Quinoa Salad with Orange Balsamic Dressing
Gluten free │ Dairy free │ Vegetarian Alternative Provided │ FODMAP Friendly Alternative Provided
Serves: 4 | Total Time: 30 minutes
- 1 cup quinoa
- 2-3 free-range chicken breasts, cut into pieces*
- Coconut oil, for cooking
- ¼ red onion, thinly diced^
- 2 stalks celery, cut into pieces
- ½-1 red capsicum, thinly sliced
- 1 handful organic sultanas
- 2 handfuls baby spinach leaves
- 1 orange, peeled and cut into small chunks
- 1 handful fresh basil leaves, chopped
- 1 teaspoon each paprika, cinnamon, turmeric, all spice
- 1 handful walnuts
- 1 raw cob sweet corn, kernels only
- 100g feta cheese, cut into cubes
- ½ punnet cherry tomatoes, cut into halves
- 1 orange zest, finely grated
- 1 orange, juice
- 2 Tablespoons balsamic vinegar (ie. Spiral Organic)
- ½ teaspoon cumin
- 4 Tablespoons extra virgin olive oil
* Vegetarian Alternative: swap chicken for 100g feta cheese
^ FODMAP Friendly Alternative: swap red onion to cherry tomatoes
- Place sultanas in small bowl and cover with cold water.
- Boil hot water. Place quinoa in rice cooker. Cover with boiled water so water covers 1cm above the quinoa. Leave to cook.
- Meanwhile, heat coconut oil in frying pan over medium heat. Cook chicken pieces until lightly browned. Put to one side.

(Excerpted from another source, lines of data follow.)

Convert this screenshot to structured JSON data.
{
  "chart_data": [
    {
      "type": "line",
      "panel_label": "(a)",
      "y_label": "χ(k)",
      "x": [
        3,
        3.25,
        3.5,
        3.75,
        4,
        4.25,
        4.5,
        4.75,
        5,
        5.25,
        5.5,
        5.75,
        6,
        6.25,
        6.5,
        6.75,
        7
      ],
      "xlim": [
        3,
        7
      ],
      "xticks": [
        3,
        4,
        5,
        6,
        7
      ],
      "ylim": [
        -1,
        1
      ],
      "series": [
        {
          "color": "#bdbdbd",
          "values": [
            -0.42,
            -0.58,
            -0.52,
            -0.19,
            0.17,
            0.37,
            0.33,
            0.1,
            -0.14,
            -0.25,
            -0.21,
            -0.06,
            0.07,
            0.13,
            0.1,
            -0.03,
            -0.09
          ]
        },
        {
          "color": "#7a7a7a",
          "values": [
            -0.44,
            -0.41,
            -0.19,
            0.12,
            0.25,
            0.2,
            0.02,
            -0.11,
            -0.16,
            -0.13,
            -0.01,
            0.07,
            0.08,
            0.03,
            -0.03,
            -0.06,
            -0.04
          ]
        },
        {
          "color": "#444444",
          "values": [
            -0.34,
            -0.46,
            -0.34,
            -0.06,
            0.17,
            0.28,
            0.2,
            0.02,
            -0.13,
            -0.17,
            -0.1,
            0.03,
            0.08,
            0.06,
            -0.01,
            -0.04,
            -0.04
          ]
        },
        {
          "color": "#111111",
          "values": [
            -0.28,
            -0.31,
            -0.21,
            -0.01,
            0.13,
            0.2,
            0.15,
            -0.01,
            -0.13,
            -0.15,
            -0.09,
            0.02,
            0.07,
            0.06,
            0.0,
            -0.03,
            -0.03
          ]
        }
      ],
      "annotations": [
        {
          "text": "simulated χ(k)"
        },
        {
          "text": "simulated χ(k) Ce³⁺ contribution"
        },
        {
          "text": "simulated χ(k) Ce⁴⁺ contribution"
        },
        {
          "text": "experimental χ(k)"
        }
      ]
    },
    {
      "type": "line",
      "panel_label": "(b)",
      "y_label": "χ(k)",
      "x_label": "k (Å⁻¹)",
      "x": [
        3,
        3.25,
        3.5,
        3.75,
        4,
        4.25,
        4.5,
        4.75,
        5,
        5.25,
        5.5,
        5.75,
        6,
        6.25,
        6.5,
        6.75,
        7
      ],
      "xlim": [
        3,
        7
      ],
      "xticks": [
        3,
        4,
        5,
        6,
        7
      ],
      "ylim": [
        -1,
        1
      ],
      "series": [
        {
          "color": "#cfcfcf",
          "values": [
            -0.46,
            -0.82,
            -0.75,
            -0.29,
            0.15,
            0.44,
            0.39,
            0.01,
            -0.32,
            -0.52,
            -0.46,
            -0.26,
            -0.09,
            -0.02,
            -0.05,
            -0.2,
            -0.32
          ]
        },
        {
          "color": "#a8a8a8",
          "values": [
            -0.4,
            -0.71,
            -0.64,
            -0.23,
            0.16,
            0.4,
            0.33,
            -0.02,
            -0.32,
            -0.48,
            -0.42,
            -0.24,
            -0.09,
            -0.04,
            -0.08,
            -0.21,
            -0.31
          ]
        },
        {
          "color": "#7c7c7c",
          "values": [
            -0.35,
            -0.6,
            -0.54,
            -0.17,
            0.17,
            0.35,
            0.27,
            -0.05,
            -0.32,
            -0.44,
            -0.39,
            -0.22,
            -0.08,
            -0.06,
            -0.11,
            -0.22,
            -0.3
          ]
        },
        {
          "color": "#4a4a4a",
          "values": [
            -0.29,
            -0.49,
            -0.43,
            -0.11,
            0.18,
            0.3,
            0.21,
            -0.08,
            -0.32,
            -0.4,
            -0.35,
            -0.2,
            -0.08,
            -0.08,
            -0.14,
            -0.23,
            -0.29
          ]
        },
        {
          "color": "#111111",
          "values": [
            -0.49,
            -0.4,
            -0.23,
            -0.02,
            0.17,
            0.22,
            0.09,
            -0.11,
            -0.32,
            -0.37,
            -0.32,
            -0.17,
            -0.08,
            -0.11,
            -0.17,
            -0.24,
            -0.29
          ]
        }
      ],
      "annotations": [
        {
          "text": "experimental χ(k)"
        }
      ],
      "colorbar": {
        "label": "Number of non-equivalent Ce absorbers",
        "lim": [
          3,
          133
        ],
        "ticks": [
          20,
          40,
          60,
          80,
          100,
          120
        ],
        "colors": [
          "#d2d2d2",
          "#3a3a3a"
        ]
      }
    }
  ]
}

- Chop red onion, celery, capsicum and orange, and loosely chop basil leaves. Drain sultanas (they should look ‘swollen’). Place all these ingredients and the baby spinach leaves into a bowl and put to the side.

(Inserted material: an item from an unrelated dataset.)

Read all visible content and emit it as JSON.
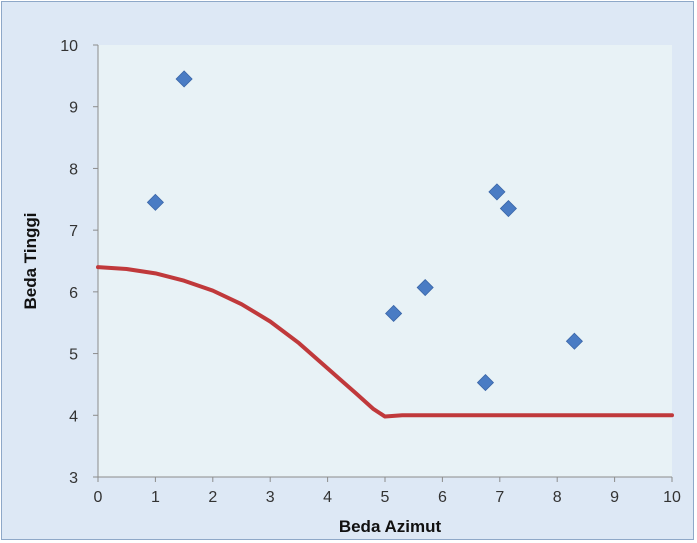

- Once quinoa is cooked, stir through paprika, cinnamon, turmeric and all spice. Leave to sit.
- Grate orange zest and then juice the orange.
- Add the zest and juice, balsamic vinegar, cumin and olive oil into a blender. Mix at high speed for 10 seconds.
- Spoon spiced quinoa over salad mix and pour dressing over. Mix until all combined.
- Enjoy this delightful combination of flavours!